Neues Buch über Nachhaltigkeit erscheint

Die aktuellen Herausforderungen – Begrenztheit der Ressourcen, Ende der Konsumgesellschaft, wachsende Ungleichheit – drängen. Die Sehnsucht nach Alternativen ist groß, doch wir tun uns schwer neue Wege zu finden.
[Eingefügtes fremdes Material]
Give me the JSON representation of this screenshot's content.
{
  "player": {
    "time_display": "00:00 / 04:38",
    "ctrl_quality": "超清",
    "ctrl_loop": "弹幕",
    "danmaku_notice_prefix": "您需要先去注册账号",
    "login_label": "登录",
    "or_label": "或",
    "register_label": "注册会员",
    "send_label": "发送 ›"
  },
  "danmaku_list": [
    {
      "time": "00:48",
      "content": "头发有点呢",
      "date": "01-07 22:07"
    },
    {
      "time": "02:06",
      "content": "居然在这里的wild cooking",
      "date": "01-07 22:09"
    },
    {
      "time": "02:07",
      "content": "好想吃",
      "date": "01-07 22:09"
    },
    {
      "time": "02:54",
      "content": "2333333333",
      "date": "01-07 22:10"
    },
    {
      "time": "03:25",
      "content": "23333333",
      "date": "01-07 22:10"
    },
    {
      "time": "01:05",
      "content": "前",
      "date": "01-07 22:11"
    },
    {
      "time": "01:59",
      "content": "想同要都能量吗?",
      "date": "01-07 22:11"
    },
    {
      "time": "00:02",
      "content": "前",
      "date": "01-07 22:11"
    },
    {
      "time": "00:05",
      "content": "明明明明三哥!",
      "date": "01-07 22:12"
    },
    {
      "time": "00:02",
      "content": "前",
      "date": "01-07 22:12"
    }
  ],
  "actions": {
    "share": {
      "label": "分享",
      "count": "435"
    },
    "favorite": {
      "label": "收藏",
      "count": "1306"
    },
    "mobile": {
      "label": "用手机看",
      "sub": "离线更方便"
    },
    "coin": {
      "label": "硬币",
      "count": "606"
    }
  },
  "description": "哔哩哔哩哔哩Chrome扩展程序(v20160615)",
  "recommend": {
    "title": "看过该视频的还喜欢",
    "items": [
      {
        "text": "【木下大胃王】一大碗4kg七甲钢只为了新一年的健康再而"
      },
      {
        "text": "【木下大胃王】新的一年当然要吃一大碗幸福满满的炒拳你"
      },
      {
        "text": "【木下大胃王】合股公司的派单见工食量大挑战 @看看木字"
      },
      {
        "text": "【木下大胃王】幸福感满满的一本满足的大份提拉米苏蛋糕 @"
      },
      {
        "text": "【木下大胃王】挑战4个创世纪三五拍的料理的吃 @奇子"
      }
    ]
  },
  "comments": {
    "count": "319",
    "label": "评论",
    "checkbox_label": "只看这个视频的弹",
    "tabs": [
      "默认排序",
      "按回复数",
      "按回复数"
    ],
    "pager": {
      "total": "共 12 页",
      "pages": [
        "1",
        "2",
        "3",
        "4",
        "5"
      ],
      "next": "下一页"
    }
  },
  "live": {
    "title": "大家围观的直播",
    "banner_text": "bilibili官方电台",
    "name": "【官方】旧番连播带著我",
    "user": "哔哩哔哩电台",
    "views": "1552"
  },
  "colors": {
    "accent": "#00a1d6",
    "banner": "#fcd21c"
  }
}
Dabei müssten wir nur weiter in der Geschichte zurückgehen, um Anregungen für unsere Zukunft zu finden. Die Historikerin Annette Kehnel unternimmt eine Spurensuche in die Vormoderne. Anschaulich beschreibt sie Lebens- und Wirtschaftsformen der Nachhaltigkeit, die völlig in Vergessenheit geraten sind: Dörfer, die Waldgenossenschaften gründeten, Frauen WGs in flandrischen Städten, Sharing Economy im Kloster, Renaissance-Architekten die Baustoffrecycling betreiben, Stadträte, die Mikrokreditbanken gründeten, die blühenden Second-Hand-Geschäfte auf den Pariser Märkten oder Crowdfunding für die Brücke in Avignon.

All die lebendig erzählten Beispiele aus der Vergangenheit machen deutlich: wir konnten schon einmal anders. Der Blick in die Geschichte eröffnet neue Denkräume, ermutigt zu Alternativen, bietet Anregungen für eine Zukunft jenseits von Gewinnstreben und Eigennutz.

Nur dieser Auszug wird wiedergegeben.